Japan's most prolific securitizer, Orient Corp. (Orico) was back in the international markets at the beginning of the month with the sixth autoloan securitization in its Oscar Funding series. As usual, the deal was lead managed by Dai-Ichi Kangyo International's London ABS team.
The transaction is the first Oscar deal of the year and is split into a dollar-denominated tranche worth $222 million and a piece in euros worth E110 million ($98 million).
The currency split is designed to help fulfill the issuer's primary reasons for turning to the international markets, rather than selling its paper in the low interest rate environment in Japan: to increase the diversity of its investors and to decrease the reliance on the domestic markets and Japanese banks.
To this end, the deal was sold to a satisfying mix of investors who are new to the series and those who have bought previous Oscar deals, said Richard Tarn of DKBI.
"The deal is oversubscribed and we've got quite a few new people, which is part of the remit that was set by Orico," he said. "But it's also good to see people coming back because it shows that they are happy with the way that previous deals have gone."
Coming in at 26 basis points over dollar Libor and Euribor for the respective tranches, Oscar VI is the most tightly priced of the series so far, particularly as its expected average life is the longest yet at 1.8 years.
This simply reflects the supply/demand fundamentals, said Tarn. There is much less international issuance of deals backed by Japanese assets because issuers can get remarkably tight prices in the domestic market, yet international investors are still keen to get their hands on transactions backed by cashflows from Japan's reliable individual obligors.
"The historic performance of the series has certainly been good; the deals have performed in line with expectations and that is during the worst downturn in Japan since the Second World War," Tarn said, adding that the deal also gives investors the chance to increase the geographical diversity of their portfolios.
The paper was placed in the U.K., Ireland, continental Europe and the Middle East, with a small portion going to non-Japan Asia.

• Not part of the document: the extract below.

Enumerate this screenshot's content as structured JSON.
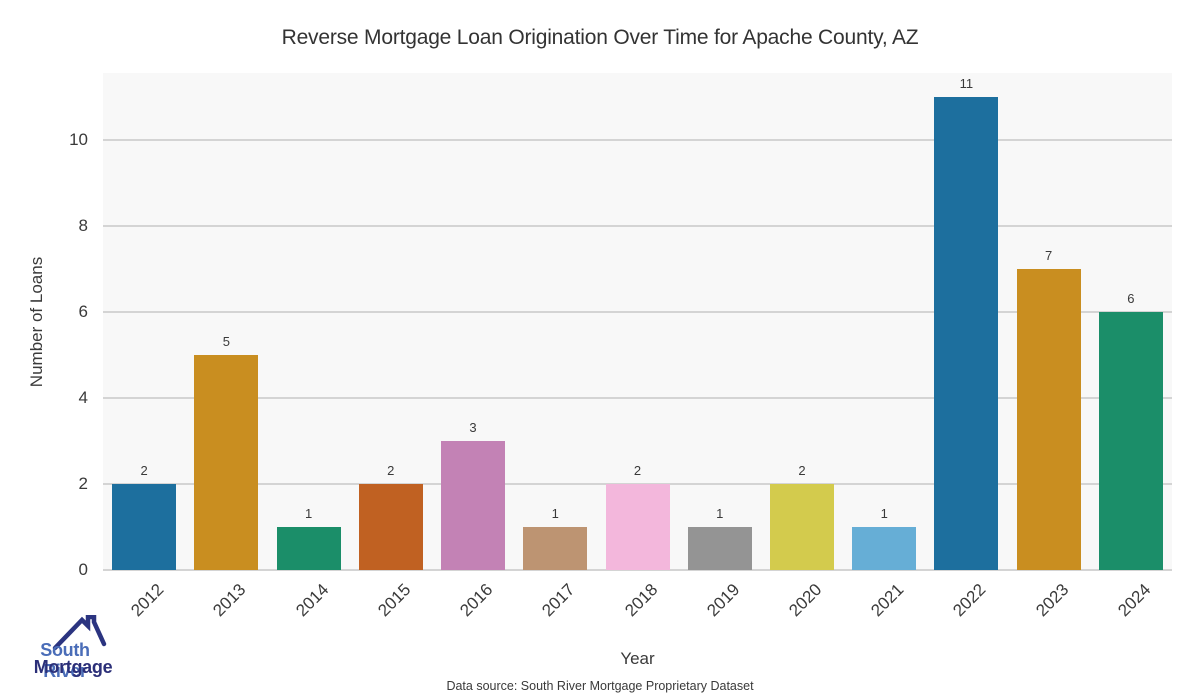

Market pros in Tokyo added that securitization is a perfect technique for a highly indebted company like Orico, which is leveraged massively and consequently rated at double-B level. It means that it can raise money on the strength of its asset quality and does not have to rely on expensive and increasingly scarce bank funding.
In fact, the company has announced plans to rely even more heavily on securitization - both foreign and domestic - saying that by the end of March 2001 it will have 520 billion in outstanding securitizations, an increase of 12% from a year earlier.